VernacularTitle:基于Nrf2/ARE信号通路探讨当归-川芎含药血清对H2O2致PC12细胞氧化损伤的保护作用
Author: Man-xue YIN ¹ ; Yu-jie LIN ² ; Wen-zhi HUANG ³ ; Si-jun LIU ¹ ; Xiao-lan ZHOU ¹ ; Qing-guang WU ¹
Author Information

1. School of Pharmaceutical Sciences，Guangzhou University of Chinese Medicine，Guangzhou 510006，China
2. The Second Clinical Medical College，Guangzhou University of Chinese Medicine，Guangzhou 510006，China
3. Guangdong Provincial Hospital of Chinese Medicine，Guangzhou 510006，China
Publication Type:Research Article
Keywords: Angelicae Sinensis Radix; Chuanxiong Rhizoma; medicated serum; oxidative damage; nuclear factor E2-related factor 2 （Nrf2）/antioxidant response element （ARE） signaling pathway
From: Chinese Journal of Experimental Traditional Medical Formulae 2021;27(16):67-74
CountryChina
Language:Chinese
Abstract: Objective:To investigate the protective effect and molecular mechanism of Angelicae Sinensis Radix-Chuanxiong Rhizoma medicated serum （ASRCRS） against oxidative damage of PC12 cells induced by H₂O₂. Method:Oxidative damage of PC12 cells was induced by H₂O₂ in vitro， and intervention was performed in the low-， medium-， and high-dose ASRCRS groups with a final volume fraction of 15%. The cell viability was determined by methyl thiazolyl tetrazolium （MTT） assay.

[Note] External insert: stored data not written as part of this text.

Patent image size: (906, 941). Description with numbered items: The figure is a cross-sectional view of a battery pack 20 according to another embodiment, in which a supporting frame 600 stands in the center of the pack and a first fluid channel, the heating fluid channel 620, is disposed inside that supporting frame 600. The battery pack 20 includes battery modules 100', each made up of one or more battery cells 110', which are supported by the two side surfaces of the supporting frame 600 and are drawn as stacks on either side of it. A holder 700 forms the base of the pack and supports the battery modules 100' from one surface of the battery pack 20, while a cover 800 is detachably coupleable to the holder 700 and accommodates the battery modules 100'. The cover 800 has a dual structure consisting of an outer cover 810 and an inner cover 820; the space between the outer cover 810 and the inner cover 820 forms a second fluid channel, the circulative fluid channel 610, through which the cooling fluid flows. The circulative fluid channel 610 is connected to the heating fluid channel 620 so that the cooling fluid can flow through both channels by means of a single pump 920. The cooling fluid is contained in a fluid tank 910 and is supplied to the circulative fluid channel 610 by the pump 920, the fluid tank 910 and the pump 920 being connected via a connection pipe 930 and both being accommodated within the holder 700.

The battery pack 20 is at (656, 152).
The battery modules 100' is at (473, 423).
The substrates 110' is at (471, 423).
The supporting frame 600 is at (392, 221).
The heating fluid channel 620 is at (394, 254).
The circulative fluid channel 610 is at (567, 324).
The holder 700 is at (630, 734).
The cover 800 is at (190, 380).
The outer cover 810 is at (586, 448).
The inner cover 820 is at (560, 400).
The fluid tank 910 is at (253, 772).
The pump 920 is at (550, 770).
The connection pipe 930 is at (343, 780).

Cell morphology was observed by an inverted fluorescence microscope. The content of lactate dehydrogenase （LDH） and malondialdehyde （MDA）， the activity of superoxide dismutase （SOD）， and the distribution of reactive oxygen species （ROS） in the cell supernatant were detected by the kits. Cell apoptosis was detected by Annexin V-FITC/PI double staining. The protein expression levels of nuclear factor E₂-related factor 2 （Nrf2）， Kelch-like epichlorohydrin associated protein-1 （Keap1）， heme oxygenase-1 （HO-1）， and SOD1 were detected by Western blot. Result:Oxidative damage was induced by 300 μmol·L^-1 H₂O₂ for 24 hours. Compared with the normal group， the model group showed abnormal cell morphology， reduced cell viability （P<0.01）， increased LDH and MDA （P<0.01）， blunted SOD activity， elevated intracellular distribution of ROS， down-regulated protein expression of Nrf2， HO-1， and SOD1 （P<0.05， P<0.05）， and up-regulated protein expression of Keap1 （P<0.01）. Compared with the model group， ASRCRS groups displayed improved cell morphology， increased cell viability， inhibited cell apoptosis， potentiated SOD activity （P<0.01）， suppressed release of LDH （P<0.01） and generation of ROS， decreased content of MDA （P<0.01）， up-regulated protein expression of Nrf2， HO-1 and SOD1 （P<0.05， P<0.01）， and down-regulated protein expression of Keap1 （P<0.01）. Conclusion:ASRCRS could protect PC12 cells from oxidative damage induced by H₂O₂ by up-regulating the expression of Nrf2 to activate the Nrf2/antioxidant response element （ARE） signaling pathway， enhancing the ability to resist oxidative damage， and inhibiting cell apoptosis.